Again it will be noted that where the application is by a private individual through lawyers, then lawyers have been and are permitted by the same r 33 to sign on behalf of the applicants. The reference to the law officer is in relation to a special interest vested in that law office pursuant to the Constitution, s 57(2), in the protection and enforcement of the rights and freedoms referred to in Div 3 of the Constitution. Indeed, it is my experience and view that an application by a “law officer” on his own initiative, need not be signed by that law officer in person but may be signed by a delegate on his behalf but the application would still be in the name of that law officer.

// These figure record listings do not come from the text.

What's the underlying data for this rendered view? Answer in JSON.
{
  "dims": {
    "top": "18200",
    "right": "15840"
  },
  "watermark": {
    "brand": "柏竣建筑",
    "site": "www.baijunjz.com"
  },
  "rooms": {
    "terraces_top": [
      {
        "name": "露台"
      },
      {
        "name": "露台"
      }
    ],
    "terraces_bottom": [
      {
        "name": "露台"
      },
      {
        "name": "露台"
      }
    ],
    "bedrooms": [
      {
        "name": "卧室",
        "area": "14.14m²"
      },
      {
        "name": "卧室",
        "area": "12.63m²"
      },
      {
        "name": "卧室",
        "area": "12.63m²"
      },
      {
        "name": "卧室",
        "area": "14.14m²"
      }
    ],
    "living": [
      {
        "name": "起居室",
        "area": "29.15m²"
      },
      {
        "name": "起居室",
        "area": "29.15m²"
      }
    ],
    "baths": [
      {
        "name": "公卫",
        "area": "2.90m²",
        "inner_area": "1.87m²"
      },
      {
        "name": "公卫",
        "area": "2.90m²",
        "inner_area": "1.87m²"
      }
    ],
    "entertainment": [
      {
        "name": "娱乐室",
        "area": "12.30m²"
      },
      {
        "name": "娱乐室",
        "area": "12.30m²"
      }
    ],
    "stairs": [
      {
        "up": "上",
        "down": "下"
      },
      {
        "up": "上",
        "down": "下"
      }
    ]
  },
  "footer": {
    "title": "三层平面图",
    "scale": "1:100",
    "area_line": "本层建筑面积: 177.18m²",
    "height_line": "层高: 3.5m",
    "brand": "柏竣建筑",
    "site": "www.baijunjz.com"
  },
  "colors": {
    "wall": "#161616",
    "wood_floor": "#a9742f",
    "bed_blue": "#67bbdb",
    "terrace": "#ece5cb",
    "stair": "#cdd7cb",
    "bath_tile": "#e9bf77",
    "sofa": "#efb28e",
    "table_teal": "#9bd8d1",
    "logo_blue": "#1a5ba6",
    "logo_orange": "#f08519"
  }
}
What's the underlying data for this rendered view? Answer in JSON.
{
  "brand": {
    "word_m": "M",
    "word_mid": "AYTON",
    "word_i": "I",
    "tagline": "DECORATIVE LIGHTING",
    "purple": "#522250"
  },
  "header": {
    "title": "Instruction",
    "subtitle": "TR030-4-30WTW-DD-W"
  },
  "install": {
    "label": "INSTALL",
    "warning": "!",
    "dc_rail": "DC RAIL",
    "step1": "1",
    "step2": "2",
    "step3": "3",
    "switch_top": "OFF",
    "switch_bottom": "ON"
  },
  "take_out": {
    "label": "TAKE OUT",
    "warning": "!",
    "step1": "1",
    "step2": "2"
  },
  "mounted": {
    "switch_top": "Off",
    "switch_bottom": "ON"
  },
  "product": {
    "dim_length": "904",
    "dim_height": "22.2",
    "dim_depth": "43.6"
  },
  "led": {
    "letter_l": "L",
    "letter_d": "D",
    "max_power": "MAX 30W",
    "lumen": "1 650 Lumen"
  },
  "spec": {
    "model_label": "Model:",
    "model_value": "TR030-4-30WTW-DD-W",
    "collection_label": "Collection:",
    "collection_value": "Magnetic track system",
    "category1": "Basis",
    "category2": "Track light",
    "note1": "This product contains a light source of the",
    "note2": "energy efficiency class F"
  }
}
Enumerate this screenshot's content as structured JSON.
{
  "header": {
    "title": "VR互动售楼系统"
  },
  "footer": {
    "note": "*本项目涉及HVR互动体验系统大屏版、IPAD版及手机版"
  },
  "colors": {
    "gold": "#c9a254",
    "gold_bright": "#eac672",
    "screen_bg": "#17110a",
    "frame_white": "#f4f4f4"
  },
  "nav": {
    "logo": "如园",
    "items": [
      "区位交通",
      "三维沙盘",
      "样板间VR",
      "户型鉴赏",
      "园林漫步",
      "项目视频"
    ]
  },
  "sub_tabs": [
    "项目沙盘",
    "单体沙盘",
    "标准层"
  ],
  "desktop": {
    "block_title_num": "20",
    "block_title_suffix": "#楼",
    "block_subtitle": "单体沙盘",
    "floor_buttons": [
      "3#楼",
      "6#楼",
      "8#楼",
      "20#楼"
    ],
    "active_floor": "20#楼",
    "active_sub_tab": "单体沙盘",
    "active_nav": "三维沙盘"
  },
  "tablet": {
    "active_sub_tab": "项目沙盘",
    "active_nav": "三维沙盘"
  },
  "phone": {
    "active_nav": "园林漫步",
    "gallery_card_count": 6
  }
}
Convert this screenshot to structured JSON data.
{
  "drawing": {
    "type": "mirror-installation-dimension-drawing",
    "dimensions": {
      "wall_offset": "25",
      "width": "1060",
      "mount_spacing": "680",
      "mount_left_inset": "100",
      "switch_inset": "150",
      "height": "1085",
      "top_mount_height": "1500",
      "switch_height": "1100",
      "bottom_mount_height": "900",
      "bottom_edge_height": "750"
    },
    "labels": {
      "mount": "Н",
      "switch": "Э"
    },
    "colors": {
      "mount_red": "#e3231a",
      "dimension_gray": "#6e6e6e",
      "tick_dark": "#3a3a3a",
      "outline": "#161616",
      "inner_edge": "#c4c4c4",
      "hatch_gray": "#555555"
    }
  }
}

These are constitutional applications of no less importance than Constitution, s 18 or s 19 references. I do agree that a Constitutional Reference is a unique right vested in a select class of persons and authorities. I do not consider, however, that that derogates from the legal convention that lawyers are presumed to be acting upon instructions and are therefore permitted to sign documents and appear in court on behalf of their clients. Action in that capacity is not questioned or challenged unless one has specific instructions asserting that such a lawyer has no such instructions or authority to so act. It is this legal convention that has been embodied in O 2, r 33 of the National Court Rules, except where “the context or subject matter otherwise indicates or requires”— r 33(2).
I agree that O 4 is enabled by Constitution, s 19(4), but with respect, I do not consider that the requirement that the reference “be signed by the person ... making the reference” attains a special fatal significance thereby. Indeed, as I have illustrated, similar requirements in O 5 and O 6 of the Rules are allowed to be complied with by lawyers, by virtue of O 2, r 1 of the Supreme Court Rules applying O 2, r 33 of the National Court Rules. The requirements in O 5 and O 6 are in substantially the same form and on the same plane as O 4, r 1(e).
For the foregoing reasons, I am of the opinion that O 2, r 33 of the National Court Rules, as adopted by O 2, r 1 of the Supreme Court Rules, applies to the whole of the Supreme Court Rules including O 4, r 1(e). I do not consider that the context or subject matter of O 4, r 1(e), indicates or requires that O 2, r 33(1) not apply. It is my view therefore that it is permissible for lawyers to sign the reference on behalf of the referring authority.
Reference struck out
Lawyers for the Central Provincial Government: Steeles.
Lawyers for the National Capital District Interim Commission: G Powell.